Voraussetzung: Exaktes Messen, schnelles Regeln
Voraussetzung für beste Richtergebnisse ist zunächst eine Messung der tatsächlichen Unplanheit des Coils nach dem Richten. Bei den Anlagen von Ungerer – einem weltweit tätigen Spezialisten für SBR-Anlagen und der Erfinder des eigentlichen Richtprozesses – erfolgten diese Messungen bisher erstens kurz nach dem Leveller mit einer gummierten Walze aus Vollmaterial, in die Piezo-Drucksensoren integriert sind (High-Tension-Verfahren; Bild 2), und zweitens im Auslauf der Anlage durch eine Niederzugmessrolle im sehr spannungsarmen Band (Low-Tension-Messung; Bild 3). Die Sensoren senden ihre Messergebnisse kabellos über einen PCM-Transmitter an die Steuerung und einen eigens für diese Anwendung entwickelten Controller, die daraus blitzschnell die Sollwerte für den Leveller errechnen und einstellen.

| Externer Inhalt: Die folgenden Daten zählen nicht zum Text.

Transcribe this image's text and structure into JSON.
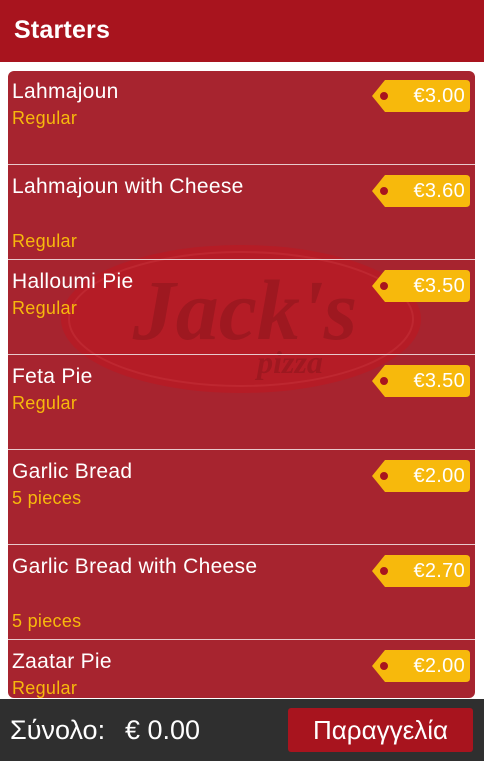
{
  "header": {
    "title": "Starters"
  },
  "watermark": {
    "brand": "Jack's",
    "sub": "pizza"
  },
  "items": [
    {
      "name": "Lahmajoun",
      "size": "Regular",
      "price": "€3.00"
    },
    {
      "name": "Lahmajoun with Cheese",
      "size": "Regular",
      "price": "€3.60"
    },
    {
      "name": "Halloumi Pie",
      "size": "Regular",
      "price": "€3.50"
    },
    {
      "name": "Feta Pie",
      "size": "Regular",
      "price": "€3.50"
    },
    {
      "name": "Garlic Bread",
      "size": "5 pieces",
      "price": "€2.00"
    },
    {
      "name": "Garlic Bread with Cheese",
      "size": "5 pieces",
      "price": "€2.70"
    },
    {
      "name": "Zaatar Pie",
      "size": "Regular",
      "price": "€2.00"
    }
  ],
  "footer": {
    "total_label": "Σύνολο:",
    "total_value": "€ 0.00",
    "order_label": "Παραγγελία"
  },
  "colors": {
    "header": "#a8141e",
    "list_bg": "#a7242f",
    "accent": "#f7b90c",
    "footer": "#2f2f2f"
  },
  "icons": {
    "price_tag": "price-tag-icon",
    "logo": "jacks-pizza-logo"
  }
}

Low Tension: Gute Messergebnisse, lange Totstrecke
Beim Low-tension-Verfahren erfolgt diese Messung am Ende des Prozesses, nach dem Abhaspeln des Coils. Weil sich das Coil dann nicht mehr unter Zug befindet, liefert diese so genannte Niederzugmessung sehr präzise Ergebnisse mit einer Regelgenauigkeit von ca. 99%.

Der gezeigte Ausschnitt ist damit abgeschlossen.